Now the USFL is gearing up for a comeback. The league’s 2022 season begins tomorrow in Birmingham with a game between the New Jersey Generals (no longer owned by Trump) and the Birmingham Stallions. All of the games will be aired on Fox and NBC.

The new iteration of the league will include each of the eight original teams that played back in the 80s.

The revival of the USFL is part of a wider rebranding effort for the city of Birmingham — a city that’s associated in the minds of many Americans with its history of segregation and racial violence, says Jefferson County commissioner Steve Ammons. “A lot of times, when you say ‘Birmingham,’ people think of the hoses and the dogs and the sit-ins in some of the restaurants. We are a long way from that, from where we were in the 60s and 70s.

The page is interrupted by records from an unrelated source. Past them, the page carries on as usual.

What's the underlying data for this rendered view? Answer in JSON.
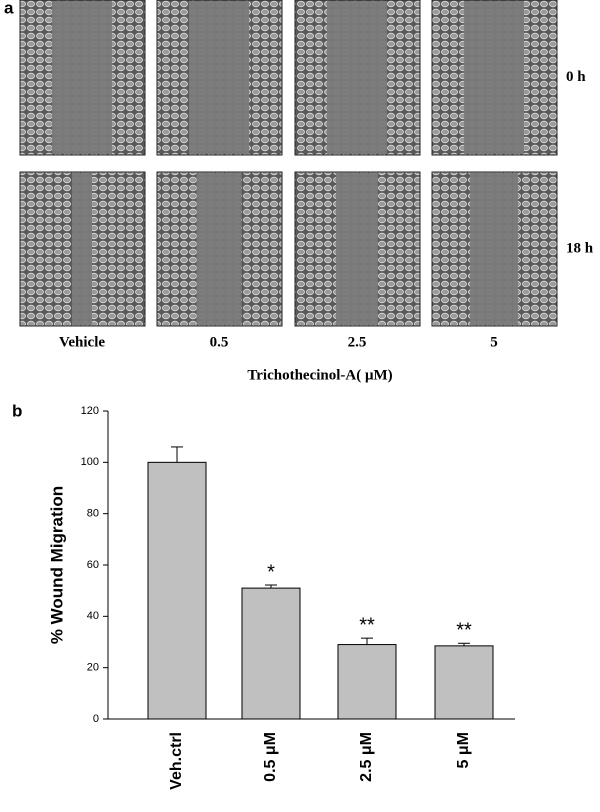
{
  "panel_a": {
    "label": "a",
    "rows": [
      "0 h",
      "18 h"
    ],
    "columns": [
      "Vehicle",
      "0.5",
      "2.5",
      "5"
    ],
    "axis_label": "Trichothecinol-A( μM)"
  },
  "chart_data": {
    "type": "bar",
    "panel_label": "b",
    "y_label": "% Wound Migration",
    "categories": [
      "Veh.ctrl",
      "0.5 μM",
      "2.5 μM",
      "5 μM"
    ],
    "values": [
      100,
      51,
      29,
      28.5
    ],
    "errors": [
      6,
      1.2,
      2.5,
      1
    ],
    "annotations": [
      null,
      "*",
      "**",
      "**"
    ],
    "color": "#c0c0c0",
    "ylim": [
      0,
      120
    ],
    "yticks": [
      0,
      20,
      40,
      60,
      80,
      100,
      120
    ]
  }
}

We're a different place… we're so much more than our history.”

In that spirit, the city of Birmingham has released a new ad, intended to portray Birmingham as a haven for diversity, creative expression, and cosmopolitanism. The new spot, created by agency Big Communications, is oriented around the acronym BHM — the code for Birmingham’s airport — which has been retooled to convey the message: “Birmingham has more.”

It’s going to be a big year for sports in Birmingham: the start of the 2022 USFL season will be followed by the World Games, which will begin in the city in July.